The real estate crisis traps China in a paradoxical market
This sums up the dilemma for the Chinese government to come to the aid of buyers in stalled real estate projects. An effort to short-circuit the spread of mortgage boycotts risks fueling exactly the behavior it is trying to prevent. Authorities had no choice but to do something, given the growing market alarm, and their intervention sparked a relief rally in real estate and banking stocks on Monday. Whether this marks a turning point or simply a pause before the next stage of the real estate crisis remains to be seen.
The numbers, at first glance, suggest limited cause for concern. The affected loans represent less than 0.01% of outstanding residential mortgage loans at most Chinese banks, according to Fitch Ratings. Up to 2 trillion yuan ($297 billion) in advances could be affected, Bloomberg News reported, according to GF Securities Co. Even that, which is a measure of assets rather than potential losses, barely represents 5% of the 38.8 trillion yuan of outstanding mortgage loans in China. If every buyer defaulted, it would lead to a 388 billion yuan increase in nonperforming loans, Jefferies estimates.
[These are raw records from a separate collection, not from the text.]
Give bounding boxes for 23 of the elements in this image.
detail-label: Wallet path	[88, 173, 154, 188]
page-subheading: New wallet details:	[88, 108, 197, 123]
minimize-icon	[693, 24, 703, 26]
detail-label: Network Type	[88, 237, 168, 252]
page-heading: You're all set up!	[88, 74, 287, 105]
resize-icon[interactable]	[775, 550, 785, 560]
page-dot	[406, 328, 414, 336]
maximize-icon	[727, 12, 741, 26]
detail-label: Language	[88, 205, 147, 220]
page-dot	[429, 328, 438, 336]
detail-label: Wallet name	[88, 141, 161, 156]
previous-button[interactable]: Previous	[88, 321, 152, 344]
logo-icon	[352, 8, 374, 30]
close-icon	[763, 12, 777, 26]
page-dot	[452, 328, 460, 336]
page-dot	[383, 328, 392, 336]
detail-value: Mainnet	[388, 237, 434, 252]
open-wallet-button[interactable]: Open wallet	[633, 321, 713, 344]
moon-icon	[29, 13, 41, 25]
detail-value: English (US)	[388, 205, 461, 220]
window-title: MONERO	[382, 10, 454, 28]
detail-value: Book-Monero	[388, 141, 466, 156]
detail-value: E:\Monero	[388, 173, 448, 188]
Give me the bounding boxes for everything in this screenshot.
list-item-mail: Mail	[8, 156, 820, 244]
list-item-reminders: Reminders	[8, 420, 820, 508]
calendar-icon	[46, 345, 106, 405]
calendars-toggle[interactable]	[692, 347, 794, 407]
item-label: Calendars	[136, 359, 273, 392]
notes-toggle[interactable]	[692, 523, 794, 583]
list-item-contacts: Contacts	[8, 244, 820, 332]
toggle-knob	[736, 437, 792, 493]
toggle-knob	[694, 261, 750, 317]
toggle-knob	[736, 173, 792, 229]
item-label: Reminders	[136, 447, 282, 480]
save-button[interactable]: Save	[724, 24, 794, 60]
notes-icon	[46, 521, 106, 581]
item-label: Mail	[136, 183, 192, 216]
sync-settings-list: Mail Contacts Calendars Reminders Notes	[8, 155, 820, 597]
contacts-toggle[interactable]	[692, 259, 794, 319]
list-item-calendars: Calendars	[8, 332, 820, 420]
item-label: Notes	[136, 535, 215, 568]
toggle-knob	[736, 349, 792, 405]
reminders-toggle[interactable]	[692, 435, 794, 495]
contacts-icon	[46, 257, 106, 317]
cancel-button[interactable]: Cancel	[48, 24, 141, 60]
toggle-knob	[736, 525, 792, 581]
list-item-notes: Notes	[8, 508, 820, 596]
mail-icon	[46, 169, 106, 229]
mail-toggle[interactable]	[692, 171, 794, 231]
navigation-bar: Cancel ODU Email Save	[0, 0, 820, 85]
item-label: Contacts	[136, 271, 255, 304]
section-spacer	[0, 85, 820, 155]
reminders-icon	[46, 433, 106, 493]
This does not mean that the anxiety is misplaced. Everything but. After more than two years of living with the pandemic, everyone knows better the implications of exponential growth rates. The mortgage boycott began in late June with a single China Evergrande Group project in the city of Jingdezhen. That grew to 28, then 58, then at least 100 developments in more than 50 cities as of July 13. On Sunday, the tally was at least 301 projects in about 91 cities. Capital Economics estimates that construction of about 13 million apartments has been halted over the past year, potentially affecting more than 4 trillion yuan in mortgage debt. Even if all of this could be supported, it is unclear how such a loss of confidence could mutate and infect other parts of the financial system.
Equally troubling is the emergence of such non-payment tactics in the first place, a strain of behavior hitherto unknown in China. The country has long been considered immune to the kind of self-reinforcing mortgage spiral that led to the subprime mortgage crisis in the United States. When you’re a fruit picker on loan 50 times your salary to buy a $750,000 house with no down payment, it’s not hard to leave if the market turns south. China’s property market is a very different animal, with first-time buyers being required to pay 30% of the purchase price, at least until regulations are relaxed earlier this year.
When homeowners spend so much of their wealth to get a loan, it takes something catastrophic to cause them to give up. In Hong Kong, which had similarly onerous down payment rules before the Asian financial crisis, mortgage defaults have remained low even as house prices fell more than 60% from the end 1997, with the delinquency rate peaking at 1.43% in 2001. In China’s second-tier cities, where mortgage boycotts have been concentrated, prices for newly built homes show nothing comparable to this magnitude of decline , although the trend is clearly negative.
Of course, the concern of mortgage strikers is not the decline in value of their investment, but whether they will receive what they paid for. With a record wave of development defects and home sales stuck in a prolonged slump, that’s a tangible fear. It’s hard to fault them for taking such a tough approach. Beyond a desire to cut their losses or pressure property companies to deliver, some buyers may have their own cash flow issues amid the economic downturn, said David Qu, a Hong Kong-based economist at Bloomberg. Economics.
The broader behavioral consequences of the homebuyer revolt can only be guessed at. Property is by far the most important store of wealth for most Chinese landlords and is at the heart of the unspoken social contract that the Communist Party will guarantee an ever-higher standard of living in exchange for acquiescence to its rule. In the past, owners who bought the first lots of a new project were known to show up and trash the sales office after the developer cut prices for later installments.
This is the paradox of this latest rescue measure. The financial distress plaguing the real estate market is the result of the government’s attempt to impose greater market discipline on developers and stop the relentless buildup of leverage. While the victims may deserve this time, the intervention keeps China locked in a scheme to protect investors from the consequences of a market failure. That’s probably even better than letting their faith in the system implode.
More from Bloomberg Opinion:
• China’s mortgage boycott brings back strange memories: Shuli Ren
• China falls in love with skyscrapers: Adam Minter
• This Potemkin property tax is going nowhere: Matthew Brooker
This column does not necessarily reflect the opinion of the Editorial Board or of Bloomberg LP and its owners.
Matthew Brooker is a Bloomberg Opinion columnist covering Asian finance and politics. A former editor and bureau chief of Bloomberg News and associate business editor of the South China Morning Post, he is a CFA charterholder.